Rybakina rises to second WTA title in 2024

TOP FIVE talent Elena Rybakina won her second WTA Tour title in four tournaments, putting aside her Australian Open disappointment to take out the 2024 Abu Dhabi Open overnight. The world number five looked far too strong against fellow Russian-born seed Daria Kasatkina, as the 2022 Wimbledon champion won 6-1 6-4 against the world number 14.

Rybakina secured her first title in Brisbane this year, stunning world number two Aryna Sabalenka 6-0 6-3 in comprehensive style which to-date has been the only loss for the 2024 Australian Open champion. Since starting the season 6-0, Rybakina suffered back-to-back second round losses in both Adelaide and Melbourne Park, failing to defender her WTA Tour points at the the Australian Open after an epic 22-20 deciding tiebreaker loss to Anna Blinkova.

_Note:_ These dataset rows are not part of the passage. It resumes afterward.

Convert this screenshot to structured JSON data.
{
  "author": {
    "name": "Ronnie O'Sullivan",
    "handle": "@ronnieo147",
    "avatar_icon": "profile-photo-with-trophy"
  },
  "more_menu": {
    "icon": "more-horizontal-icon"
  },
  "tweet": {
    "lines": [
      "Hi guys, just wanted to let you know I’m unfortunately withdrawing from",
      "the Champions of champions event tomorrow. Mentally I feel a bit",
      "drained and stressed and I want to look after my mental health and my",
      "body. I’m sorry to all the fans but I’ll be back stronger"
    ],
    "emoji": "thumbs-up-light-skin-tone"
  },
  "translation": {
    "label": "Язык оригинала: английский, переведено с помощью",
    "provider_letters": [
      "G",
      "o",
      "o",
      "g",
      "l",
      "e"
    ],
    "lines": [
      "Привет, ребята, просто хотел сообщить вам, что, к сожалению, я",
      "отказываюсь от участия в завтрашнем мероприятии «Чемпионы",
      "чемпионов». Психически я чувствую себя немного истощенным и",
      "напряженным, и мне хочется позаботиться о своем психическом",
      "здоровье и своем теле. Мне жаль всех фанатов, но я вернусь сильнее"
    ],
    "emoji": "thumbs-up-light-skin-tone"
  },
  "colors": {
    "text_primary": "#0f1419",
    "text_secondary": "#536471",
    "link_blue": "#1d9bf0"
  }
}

Heading to Abu Dhabi – in what would be Rybakina’s only second tournament as top seed after Adelaide this year – the Kazakstan talent bounced back from dropping the first set against American qualifier Danielle Collins to win eight of the next nine and secure the WTA 500 title.

“I was coming to this week without expectations because I had some issues in Melbourne, so we needed some time to get back on court,” Rybakina said post-match. “I was just trying to get as many matches as I can. Really proud about this week. With every match I felt more confident.”

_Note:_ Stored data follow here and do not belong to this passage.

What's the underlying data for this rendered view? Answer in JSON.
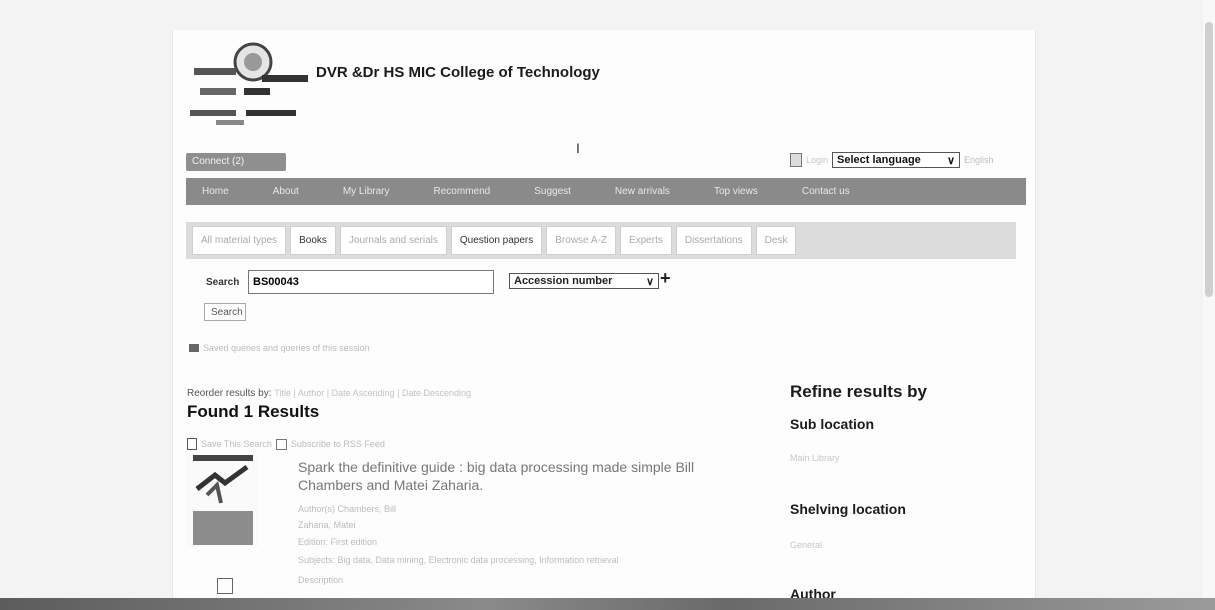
{
  "header": {
    "college_name": "DVR &Dr HS MIC College of Technology",
    "stray_mark": "I",
    "connect_label": "Connect (2)",
    "login_text": "Login",
    "language_select": "Select language",
    "lang_tail": "English"
  },
  "main_nav": [
    "Home",
    "About",
    "My Library",
    "Recommend",
    "Suggest",
    "New arrivals",
    "Top views",
    "Contact us"
  ],
  "tabs": [
    {
      "label": "All material types",
      "dark": false
    },
    {
      "label": "Books",
      "dark": true
    },
    {
      "label": "Journals and serials",
      "dark": false
    },
    {
      "label": "Question papers",
      "dark": false
    },
    {
      "label": "Browse A-Z",
      "dark": false
    },
    {
      "label": "Experts",
      "dark": false
    },
    {
      "label": "Dissertations",
      "dark": false
    },
    {
      "label": "Desk",
      "dark": false
    }
  ],
  "search": {
    "label": "Search",
    "value": "BS00043",
    "index_select": "Accession number",
    "add_symbol": "+",
    "button_label": "Search"
  },
  "saved_queries_text": "Saved queries and queries of this session",
  "results": {
    "relevance_label": "Reorder results by:",
    "relevance_options": "Title | Author | Date Ascending | Date Descending",
    "heading": "Found 1 Results",
    "actions_text": "Save This Search",
    "rss_text": "Subscribe to RSS Feed",
    "title": "Spark the definitive guide : big data processing made simple Bill Chambers and Matei Zaharia.",
    "lines": [
      "Author(s) Chambers, Bill",
      "Zaharia, Matei",
      "Edition: First edition",
      "Subjects: Big data, Data mining, Electronic data processing, Information retrieval",
      "Description"
    ]
  },
  "refine": {
    "title": "Refine results by",
    "sections": [
      {
        "heading": "Sub location",
        "items": [
          "Main Library"
        ]
      },
      {
        "heading": "Shelving location",
        "items": [
          "General"
        ]
      },
      {
        "heading": "Author",
        "items": []
      }
    ]
  }
}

Against Kasatkina in the final, Rybakina produced an 86 per cent serving efficient and won 15 of 22 points off her serve, while Kasatkina looked down on her level throughout the tournament. She won just one game – off Rybakina’s serve – was broken all three times, and only managed to win five points off her serve in total in a one-sided first set.

After the opening set lasted just 25 minutes, Kasatkina stepped it up in the second, and kept in touch with the top seed to be 4-4, with both players having broken twice, while also holding serve twice. The Russian served at a far more fluent 76 per cent, but only winning 52 per cent of her first serve points hurt.

By comparison, Rybakina won 67 per cent of her first serve points off an identical clip, and broke a third time in the ninth game to then serve out the win, 6-1 6-4 in an hour and eight minutes. The Kazakhstani produced 17 winners to just 12 unforced errors, while Kasatkina finished with 14 winners and 27 unforced errors – 16 of which came in the second set and nine were double faults – in the final.

“Really happy with this week and the way I played throughout the week,” Rybakina said. “It was great tennis I think I showed. In the final, I was really focused from the beginning to the end. I’m very proud.”

Rybakina moved up one spot into fourth in the world with the title, while Kasatkina also achieved the same boost, now into 13th on the WTA Tour.